Last week we asked the questions, “What if we don’t participate in the process of becoming like Jesus? What if we don’t yield our will and spirit to the Spirit of Christ? What if we don’t want… or choose… to be transformed into the image of Christ? What if we deliberately fail to follow Jesus?
We then sought to explore how God’s Word answers those questions, and the first answer coming out of His Word was difficult to hear. The bible is clear that, if we have a heart that is cold toward God and the things of God, it may be that we have never been saved at all. Paul, Peter, and Jesus all tell us to examine ourselves to make sure that we are truly called…truly redeemed and part of God’s family. We are told to make sure that the transforming work of the Spirit of God is evident in our lives. We are told to examine our hearts and see if the fruit of the Spirit are “ours and increasing”. This is the purpose of the parable of the wheat and tares in Matt 13. In the early life of these plants, they are indistinguishable from one another. It is only as they grow that they show their true identity; the true plant…the wheat… bears fruit. Again, it illustrates, not the external “fruit” of Pharisaical works, but the internal fruit of the indwelling Spirit of God.
This evening we are going to look at the lives of 2 different men…men caught up in grievous sin with grievous consequences. In the interest of full disclosure, I intended to give 3 examples but I found myself constrained by time. So I will merely encourage you to study the story of Peter’s denial of Christ, its effect on him, and his subsequent restoration in John 21.
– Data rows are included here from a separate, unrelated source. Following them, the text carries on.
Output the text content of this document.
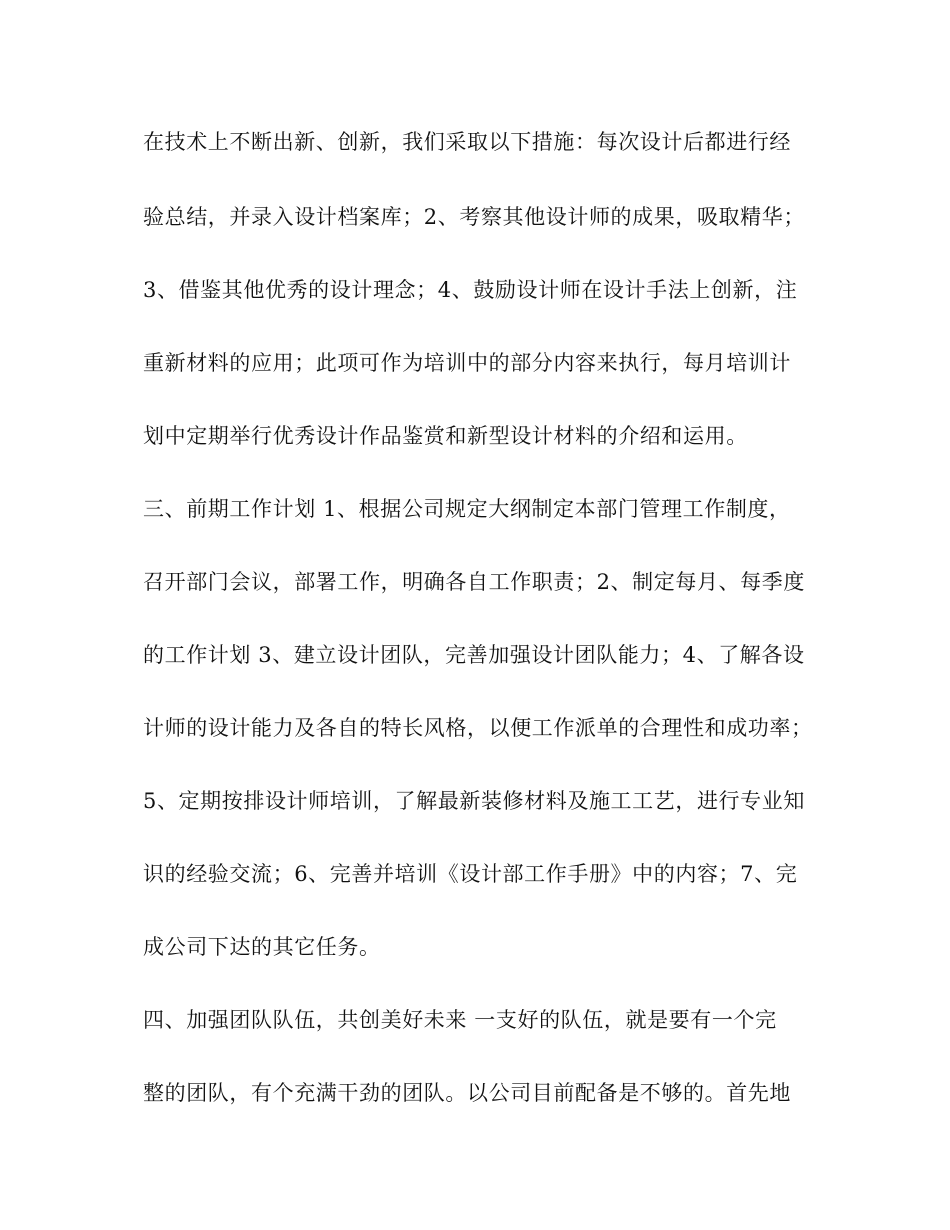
在技术上不断出新、创新，我们采取以下措施：每次设计后都进行经
验总结，并录入设计档案库；2、考察其他设计师的成果，吸取精华；
3、借鉴其他优秀的设计理念；4、鼓励设计师在设计手法上创新，注
重新材料的应用；此项可作为培训中的部分内容来执行，每月培训计
划中定期举行优秀设计作品鉴赏和新型设计材料的介绍和运用。
三、前期工作计划 1、根据公司规定大纲制定本部门管理工作制度，
召开部门会议，部署工作，明确各自工作职责；2、制定每月、每季度
的工作计划 3、建立设计团队，完善加强设计团队能力；4、了解各设
计师的设计能力及各自的特长风格，以便工作派单的合理性和成功率；
5、定期按排设计师培训，了解最新装修材料及施工工艺，进行专业知
识的经验交流；6、完善并培训《设计部工作手册》中的内容；7、完
成公司下达的其它任务。
四、加强团队队伍，共创美好未来 一支好的队伍，就是要有一个完
整的团队，有个充满干劲的团队。以公司目前配备是不够的。首先地
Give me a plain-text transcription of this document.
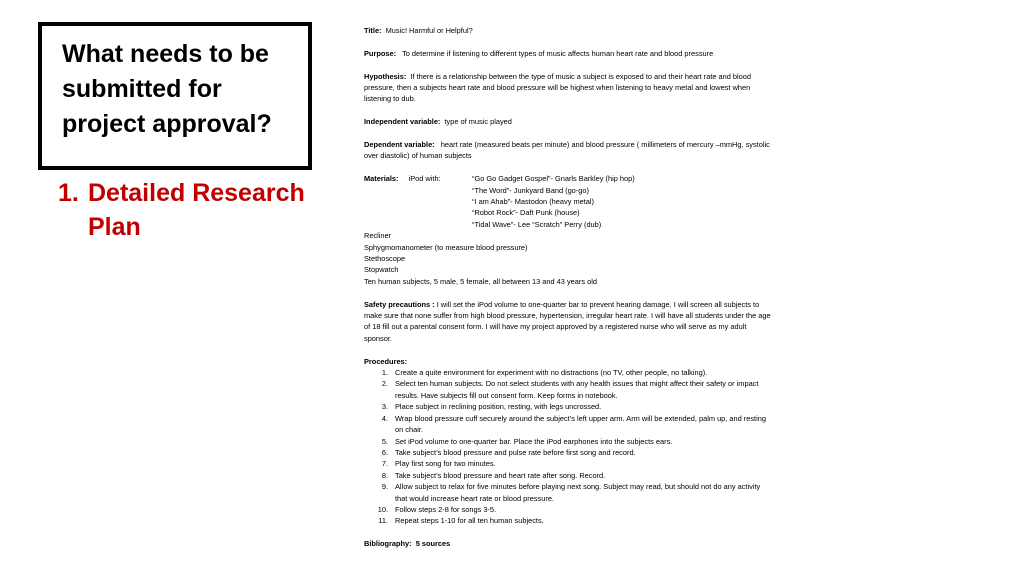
What needs to be
submitted for
project approval?

1. Detailed Research
Plan

Title: Music! Harmful or Helpful?

Purpose: To determine if listening to different types of music affects human heart rate and blood pressure

Hypothesis: If there is a relationship between the type of music a subject is exposed to and their heart rate and blood pressure, then a subjects heart rate and blood pressure will be highest when listening to heavy metal and lowest when listening to dub.

Independent variable: type of music played

Dependent variable: heart rate (measured beats per minute) and blood pressure ( millimeters of mercury –mmHg, systolic over diastolic) of human subjects

Materials: iPod with:	“Go Go Gadget Gospel”- Gnarls Barkley (hip hop)
“The Word”- Junkyard Band (go-go)
“I am Ahab”- Mastodon (heavy metal)
“Robot Rock”- Daft Punk (house)
“Tidal Wave”- Lee “Scratch” Perry (dub)
Recliner
Sphygmomanometer (to measure blood pressure)
Stethoscope
Stopwatch
Ten human subjects, 5 male, 5 female, all between 13 and 43 years old

Safety precautions : I will set the iPod volume to one-quarter bar to prevent hearing damage. I will screen all subjects to make sure that none suffer from high blood pressure, hypertension, irregular heart rate. I will have all students under the age of 18 fill out a parental consent form. I will have my project approved by a registered nurse who will serve as my adult sponsor.

Procedures:
1. Create a quite environment for experiment with no distractions (no TV, other people, no talking).
2. Select ten human subjects. Do not select students with any health issues that might affect their safety or impact results. Have subjects fill out consent form. Keep forms in notebook.
3. Place subject in reclining position, resting, with legs uncrossed.
4. Wrap blood pressure cuff securely around the subject’s left upper arm. Arm will be extended, palm up, and resting on chair.
5. Set iPod volume to one-quarter bar. Place the iPod earphones into the subjects ears.
6. Take subject’s blood pressure and pulse rate before first song and record.
7. Play first song for two minutes.
8. Take subject’s blood pressure and heart rate after song. Record.
9. Allow subject to relax for five minutes before playing next song. Subject may read, but should not do any activity that would increase heart rate or blood pressure.
10. Follow steps 2-8 for songs 3-5.
11. Repeat steps 1-10 for all ten human subjects.

Bibliography: 5 sources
Our first example this evening serves to illustrate what we have been talking about thus far…sin in the life of the unregenerate, yet self professing, false believer. We need only to look at Judas to see how counterfeit faith can take root among the truly faithful. Judas was a member of an exclusive group…those 12 men chosen by Jesus Himself to accompany Him throughout His earthly ministry and carry on His work. He was privileged to spend time in the presence and under the teaching of the Living God. He was given a position of responsibility and trust…he was the treasurer entrusted with the financial resources of the group. There is every indication that he said and did “the right things”…When Jesus, in Matt 26:21 says to the disciples that one of them will betray him, they don’t all look at Judas and say, “I always knew that there was something wrong with that guy!”. There was no obvious “falseness” that made him stand out. Yet his heart was wholly false. John tells us in John 12:6 that Judas abused his position of trust and would steal money from the common purse and use it for himself. It is all too likely that Judas’ motivation for joining the disciples was centered on his desire for money and power. To be at Jesus side when He threw off the yoke of Rome and took power…what an opportunity to gain power, prestige, and wealth. When it became apparent that that was not Jesus plan, it may well be that Judas looked for a way to turn a profit and salvage something from situation. So he made a deal to betray Jesus to the chief priests for 30 pieces of silver. It is noteworthy that Judas’ time spent with Jesus was not without effect…in Matt 27 Judas experiences remorse for his actions, acknowledging that he has betrayed an innocent man. But it was not a sorrow that led to repentance and surrender… It was the same sorrow experienced by the rich young ruler in Matt 19 who, unwilling to relinquish a hold on his wealth, walked away unsaved, unfulfilled, and in despair.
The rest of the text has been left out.